Existing Atol holders (from next renewal after October 1, 2015):

  • Bonding may still not be required if fully financially compliant
  • Minimum bonding level of £50,000 if fail to satisfy financial resilience indicators or other Atol compliance requirements
  • Solvency test for SBAs
  • Maximum licensable revenue level for SBAs of £1,000,000 and 500 passengers
  • Paid up Ordinary Share Capital for standard Atol holders to be equal to or above £30,000 but no minimum for existing compliant SBAs
  • Key financial data extracted from financial statements for standard Atol holders with assurance report thereon to assess financial resilience against chosen ratios
  • Annual Accountants Reports to be validated by Atol Reporting Accountant from April 1, 2016

As an existing or aspiring Atol holder you should consider taking all or some of the following steps to prepare yourself for the tighter financial compliance requirements.
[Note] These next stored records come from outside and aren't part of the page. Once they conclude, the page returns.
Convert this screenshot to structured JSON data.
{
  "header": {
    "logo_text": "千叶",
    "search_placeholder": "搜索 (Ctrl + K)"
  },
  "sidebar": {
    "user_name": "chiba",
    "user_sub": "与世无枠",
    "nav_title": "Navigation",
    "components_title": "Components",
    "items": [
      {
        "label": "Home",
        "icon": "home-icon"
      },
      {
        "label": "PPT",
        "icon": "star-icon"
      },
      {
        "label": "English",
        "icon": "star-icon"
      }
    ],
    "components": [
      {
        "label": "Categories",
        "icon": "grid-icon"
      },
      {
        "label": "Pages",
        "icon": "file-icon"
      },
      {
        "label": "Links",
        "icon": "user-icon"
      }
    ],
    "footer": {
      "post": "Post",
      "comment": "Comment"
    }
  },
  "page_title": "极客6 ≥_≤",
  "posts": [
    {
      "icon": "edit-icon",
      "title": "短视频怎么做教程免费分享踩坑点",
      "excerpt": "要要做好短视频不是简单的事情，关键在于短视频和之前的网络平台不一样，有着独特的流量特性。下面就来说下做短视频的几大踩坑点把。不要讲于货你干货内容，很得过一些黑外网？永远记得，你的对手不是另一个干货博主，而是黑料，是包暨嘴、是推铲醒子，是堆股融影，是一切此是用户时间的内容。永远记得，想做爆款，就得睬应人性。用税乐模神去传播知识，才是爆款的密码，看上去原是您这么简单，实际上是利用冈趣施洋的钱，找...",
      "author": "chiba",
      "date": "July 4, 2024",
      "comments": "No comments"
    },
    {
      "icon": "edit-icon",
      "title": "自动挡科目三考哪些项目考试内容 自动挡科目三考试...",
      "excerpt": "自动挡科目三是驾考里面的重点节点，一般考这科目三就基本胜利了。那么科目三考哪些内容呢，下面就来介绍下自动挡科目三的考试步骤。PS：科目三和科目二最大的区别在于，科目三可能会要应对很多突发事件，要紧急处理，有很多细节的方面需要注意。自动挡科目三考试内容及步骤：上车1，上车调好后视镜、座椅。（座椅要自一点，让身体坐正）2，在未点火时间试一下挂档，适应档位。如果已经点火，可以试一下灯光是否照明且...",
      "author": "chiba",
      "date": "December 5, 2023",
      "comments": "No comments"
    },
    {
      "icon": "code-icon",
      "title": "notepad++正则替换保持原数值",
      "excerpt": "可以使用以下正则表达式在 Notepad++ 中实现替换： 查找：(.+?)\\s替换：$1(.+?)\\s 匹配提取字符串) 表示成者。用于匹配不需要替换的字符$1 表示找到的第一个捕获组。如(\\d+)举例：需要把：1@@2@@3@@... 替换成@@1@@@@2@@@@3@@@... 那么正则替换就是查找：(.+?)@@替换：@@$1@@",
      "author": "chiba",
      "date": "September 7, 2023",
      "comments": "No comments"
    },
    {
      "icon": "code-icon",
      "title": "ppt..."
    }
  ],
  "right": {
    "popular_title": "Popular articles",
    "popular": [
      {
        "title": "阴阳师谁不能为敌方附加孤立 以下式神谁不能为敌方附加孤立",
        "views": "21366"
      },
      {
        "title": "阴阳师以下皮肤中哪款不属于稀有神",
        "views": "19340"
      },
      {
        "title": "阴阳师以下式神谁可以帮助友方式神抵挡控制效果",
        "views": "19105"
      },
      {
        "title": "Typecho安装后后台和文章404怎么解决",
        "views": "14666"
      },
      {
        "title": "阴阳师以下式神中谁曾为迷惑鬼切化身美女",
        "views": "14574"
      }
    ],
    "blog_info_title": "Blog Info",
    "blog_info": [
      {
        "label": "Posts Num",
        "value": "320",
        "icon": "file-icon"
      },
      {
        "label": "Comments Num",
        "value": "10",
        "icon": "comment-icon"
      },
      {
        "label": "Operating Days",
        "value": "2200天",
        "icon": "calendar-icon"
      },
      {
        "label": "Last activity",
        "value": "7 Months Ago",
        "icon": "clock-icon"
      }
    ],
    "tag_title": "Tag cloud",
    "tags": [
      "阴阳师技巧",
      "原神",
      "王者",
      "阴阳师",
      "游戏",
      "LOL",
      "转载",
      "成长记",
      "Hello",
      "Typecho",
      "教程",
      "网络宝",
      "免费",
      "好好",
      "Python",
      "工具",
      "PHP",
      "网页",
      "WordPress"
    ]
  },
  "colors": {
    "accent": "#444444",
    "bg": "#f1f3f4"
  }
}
These actions will strengthen your financial position and result in healthier resilience indicators being recorded based on your next reported financial statements:


  • Seek additional new cash into the business via long-term loans or capital raising
  • Tighten cash flow management and preserve greater cash levels in the business through reducing drawings by dividends or remuneration to the owners
  • Improve credit control measures to convert debtors into cash earlier
  • Negotiate extended creditor settlement terms to smooth cashflows

Net equity

  • Introduce new capital by fresh share issues
  • Retain greater levels of trading profits within the business


  • Maximise margin management to enhance gross profitability
  • Cut back on administrative and operational indirect costs
  • Drive greater sales volumes and values through marketing focus
  • Restrict owners discretionary drawings through remuneration, benefits or allowances

For smaller Atol holders including those currently with SBAs it may still be worth considering either looking at membership of one of the eight Accredited Bodies or a franchise arrangement via TTA. These options are, however, likely to require significant new cash from additional shareholder capital or bank development loans being introduced. This will enable compliance with the trust account systems predominantly used by these bodies that largely release funds upon protected holidays being taken.